More importantly though is the need for much greater education within organisations as to how to handle these incidents, who they inform and what they should do to prevent them in the first place. For many organisations they presume that if data is lost that they should go to the ICO, who then run their own investigation and prosecute. This means that the police and CPS aren’t even aware or are able to impose tougher sanctions. Education must take place into what policies and procedures are needed to prevent these incidents, when they should go to the police versus the ICO and what information needs to be provided to build a solid case for prosecution under the Data Protection Act. Only with tougher penalties will we deter cyber criminals.”

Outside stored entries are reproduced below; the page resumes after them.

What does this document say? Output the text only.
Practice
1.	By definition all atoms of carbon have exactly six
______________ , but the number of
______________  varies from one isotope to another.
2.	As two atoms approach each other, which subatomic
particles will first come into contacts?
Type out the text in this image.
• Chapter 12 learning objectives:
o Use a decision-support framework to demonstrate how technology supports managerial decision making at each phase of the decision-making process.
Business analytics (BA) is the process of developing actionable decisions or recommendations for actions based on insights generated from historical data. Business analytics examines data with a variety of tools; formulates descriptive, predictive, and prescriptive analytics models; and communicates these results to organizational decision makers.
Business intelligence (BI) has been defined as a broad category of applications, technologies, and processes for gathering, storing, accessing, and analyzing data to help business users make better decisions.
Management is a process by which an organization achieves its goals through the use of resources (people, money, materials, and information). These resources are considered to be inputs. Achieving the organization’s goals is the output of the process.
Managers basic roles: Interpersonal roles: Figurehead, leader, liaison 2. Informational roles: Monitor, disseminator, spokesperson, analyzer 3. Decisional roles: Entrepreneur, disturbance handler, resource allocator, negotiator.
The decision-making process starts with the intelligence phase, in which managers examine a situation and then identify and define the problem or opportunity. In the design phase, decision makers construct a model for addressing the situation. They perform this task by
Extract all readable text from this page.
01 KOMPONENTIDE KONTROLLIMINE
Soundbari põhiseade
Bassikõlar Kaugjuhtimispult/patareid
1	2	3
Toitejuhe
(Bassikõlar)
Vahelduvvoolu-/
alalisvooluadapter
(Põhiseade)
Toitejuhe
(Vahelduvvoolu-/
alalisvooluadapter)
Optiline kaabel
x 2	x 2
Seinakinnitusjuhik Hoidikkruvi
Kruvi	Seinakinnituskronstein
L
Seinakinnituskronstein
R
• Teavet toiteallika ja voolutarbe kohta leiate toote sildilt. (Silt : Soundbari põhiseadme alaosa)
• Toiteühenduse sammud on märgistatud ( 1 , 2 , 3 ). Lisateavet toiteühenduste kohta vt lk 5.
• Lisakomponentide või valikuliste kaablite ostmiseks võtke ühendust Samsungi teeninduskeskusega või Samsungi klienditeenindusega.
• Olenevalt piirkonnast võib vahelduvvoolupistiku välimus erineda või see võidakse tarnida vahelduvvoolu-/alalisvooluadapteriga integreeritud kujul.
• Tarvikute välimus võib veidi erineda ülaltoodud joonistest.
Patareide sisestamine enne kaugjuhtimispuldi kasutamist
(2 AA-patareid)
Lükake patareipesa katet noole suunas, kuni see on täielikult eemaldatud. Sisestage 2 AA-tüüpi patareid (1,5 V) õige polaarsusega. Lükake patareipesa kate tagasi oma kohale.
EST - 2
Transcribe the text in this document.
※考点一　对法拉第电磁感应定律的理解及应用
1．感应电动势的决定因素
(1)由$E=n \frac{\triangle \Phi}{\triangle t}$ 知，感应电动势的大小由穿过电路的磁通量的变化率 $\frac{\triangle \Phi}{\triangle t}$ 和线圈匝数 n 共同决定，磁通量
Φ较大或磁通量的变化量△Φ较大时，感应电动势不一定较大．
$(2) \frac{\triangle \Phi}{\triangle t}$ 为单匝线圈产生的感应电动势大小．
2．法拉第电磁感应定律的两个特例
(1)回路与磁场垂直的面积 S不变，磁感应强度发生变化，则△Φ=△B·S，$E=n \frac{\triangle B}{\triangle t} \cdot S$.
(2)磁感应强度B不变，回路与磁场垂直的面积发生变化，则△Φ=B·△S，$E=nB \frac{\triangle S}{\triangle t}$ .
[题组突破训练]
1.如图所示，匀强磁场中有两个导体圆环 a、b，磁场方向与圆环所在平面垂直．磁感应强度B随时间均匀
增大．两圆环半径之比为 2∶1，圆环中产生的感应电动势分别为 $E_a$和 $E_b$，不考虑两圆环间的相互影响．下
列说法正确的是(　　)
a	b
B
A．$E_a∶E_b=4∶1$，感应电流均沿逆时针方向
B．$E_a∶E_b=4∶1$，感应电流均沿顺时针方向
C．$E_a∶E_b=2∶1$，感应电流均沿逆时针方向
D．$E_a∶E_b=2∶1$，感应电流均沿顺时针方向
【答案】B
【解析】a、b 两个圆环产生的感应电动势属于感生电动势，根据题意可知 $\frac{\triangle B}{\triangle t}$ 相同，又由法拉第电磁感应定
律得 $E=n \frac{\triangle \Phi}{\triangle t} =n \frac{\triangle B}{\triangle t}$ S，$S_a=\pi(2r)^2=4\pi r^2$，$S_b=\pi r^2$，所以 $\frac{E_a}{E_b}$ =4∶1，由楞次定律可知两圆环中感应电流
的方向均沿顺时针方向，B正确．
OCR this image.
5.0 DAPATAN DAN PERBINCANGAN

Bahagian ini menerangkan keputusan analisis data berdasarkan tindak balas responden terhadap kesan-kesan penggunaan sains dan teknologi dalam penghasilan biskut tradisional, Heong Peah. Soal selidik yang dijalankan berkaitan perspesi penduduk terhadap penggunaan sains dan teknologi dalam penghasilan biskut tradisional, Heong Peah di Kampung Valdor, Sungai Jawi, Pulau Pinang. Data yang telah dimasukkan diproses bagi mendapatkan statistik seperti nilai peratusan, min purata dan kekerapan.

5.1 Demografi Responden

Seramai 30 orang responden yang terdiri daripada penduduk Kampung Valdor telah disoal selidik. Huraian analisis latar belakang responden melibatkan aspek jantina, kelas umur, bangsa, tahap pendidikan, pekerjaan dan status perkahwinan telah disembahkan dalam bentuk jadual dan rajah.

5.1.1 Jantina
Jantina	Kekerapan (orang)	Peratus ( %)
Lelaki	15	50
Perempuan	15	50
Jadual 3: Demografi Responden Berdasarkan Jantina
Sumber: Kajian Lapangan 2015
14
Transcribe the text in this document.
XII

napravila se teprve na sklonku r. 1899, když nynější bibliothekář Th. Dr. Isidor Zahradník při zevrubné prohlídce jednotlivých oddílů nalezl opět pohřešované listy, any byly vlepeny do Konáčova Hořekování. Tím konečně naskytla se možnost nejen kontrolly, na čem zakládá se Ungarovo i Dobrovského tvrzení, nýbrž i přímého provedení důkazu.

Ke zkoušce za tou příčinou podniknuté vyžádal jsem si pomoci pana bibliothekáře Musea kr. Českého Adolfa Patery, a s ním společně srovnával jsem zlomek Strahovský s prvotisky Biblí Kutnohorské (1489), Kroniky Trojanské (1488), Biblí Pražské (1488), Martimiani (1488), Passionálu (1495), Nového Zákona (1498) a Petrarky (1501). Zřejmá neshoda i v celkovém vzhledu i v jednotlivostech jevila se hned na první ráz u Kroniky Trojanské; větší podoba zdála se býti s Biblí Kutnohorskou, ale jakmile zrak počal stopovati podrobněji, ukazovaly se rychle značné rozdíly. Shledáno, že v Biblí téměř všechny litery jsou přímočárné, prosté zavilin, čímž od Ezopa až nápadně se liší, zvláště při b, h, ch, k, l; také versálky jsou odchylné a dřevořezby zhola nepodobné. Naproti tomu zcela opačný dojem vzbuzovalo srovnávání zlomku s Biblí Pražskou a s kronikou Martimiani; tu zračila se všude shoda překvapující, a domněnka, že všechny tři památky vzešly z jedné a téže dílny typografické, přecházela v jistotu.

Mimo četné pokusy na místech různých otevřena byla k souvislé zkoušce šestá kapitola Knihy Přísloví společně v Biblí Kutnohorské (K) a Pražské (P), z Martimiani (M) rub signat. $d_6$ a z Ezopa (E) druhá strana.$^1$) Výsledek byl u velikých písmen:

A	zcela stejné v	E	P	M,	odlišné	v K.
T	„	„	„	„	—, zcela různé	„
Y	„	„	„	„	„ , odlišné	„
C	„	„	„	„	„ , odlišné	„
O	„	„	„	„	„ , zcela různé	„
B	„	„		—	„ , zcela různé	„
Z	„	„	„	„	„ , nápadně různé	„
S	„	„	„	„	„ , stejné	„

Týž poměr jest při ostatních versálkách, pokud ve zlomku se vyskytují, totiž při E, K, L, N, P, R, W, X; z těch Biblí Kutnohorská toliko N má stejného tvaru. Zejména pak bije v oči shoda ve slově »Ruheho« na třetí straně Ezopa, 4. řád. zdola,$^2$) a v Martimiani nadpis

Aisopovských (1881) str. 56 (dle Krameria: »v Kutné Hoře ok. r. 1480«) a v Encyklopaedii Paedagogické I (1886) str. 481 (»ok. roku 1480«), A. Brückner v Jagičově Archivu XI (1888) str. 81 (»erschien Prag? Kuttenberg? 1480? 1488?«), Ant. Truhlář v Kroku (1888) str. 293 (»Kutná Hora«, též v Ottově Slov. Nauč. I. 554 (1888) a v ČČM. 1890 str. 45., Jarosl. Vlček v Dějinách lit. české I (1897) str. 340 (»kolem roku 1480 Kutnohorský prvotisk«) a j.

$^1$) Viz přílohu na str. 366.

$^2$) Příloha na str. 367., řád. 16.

Philip Manning, Non-Executive Director at 8MAN:
“Cyber protection is about much more than just implementing a solution. Organisations need to be in the mindset of prevention is better than being reactive and that is a much bigger issue and challenge than should be sitting in the Risk or IT teams of a business. The fine of £1,000 for stealing 28,000 pieces of sensitive data, as referenced by Christopher Graham, is minimal compared to the greater damaging effect it could have on a company in terms of financial harm on share prices or loss of reputation. The responsibility for addressing how a company can prevent and deal with breaches needs to lie with the CEO. All too often companies focus all its attention on the external threats when the reality is that internal threats actually pose the biggest risk to a business, and can be the easiest one to address. By preparing and, crucially, enforcing policies and procedures that clearly outline the boundaries to which employees can access data and the resultant actions should they breach this trust, it ensures that the importance of data protection is upheld throughout the organisation.”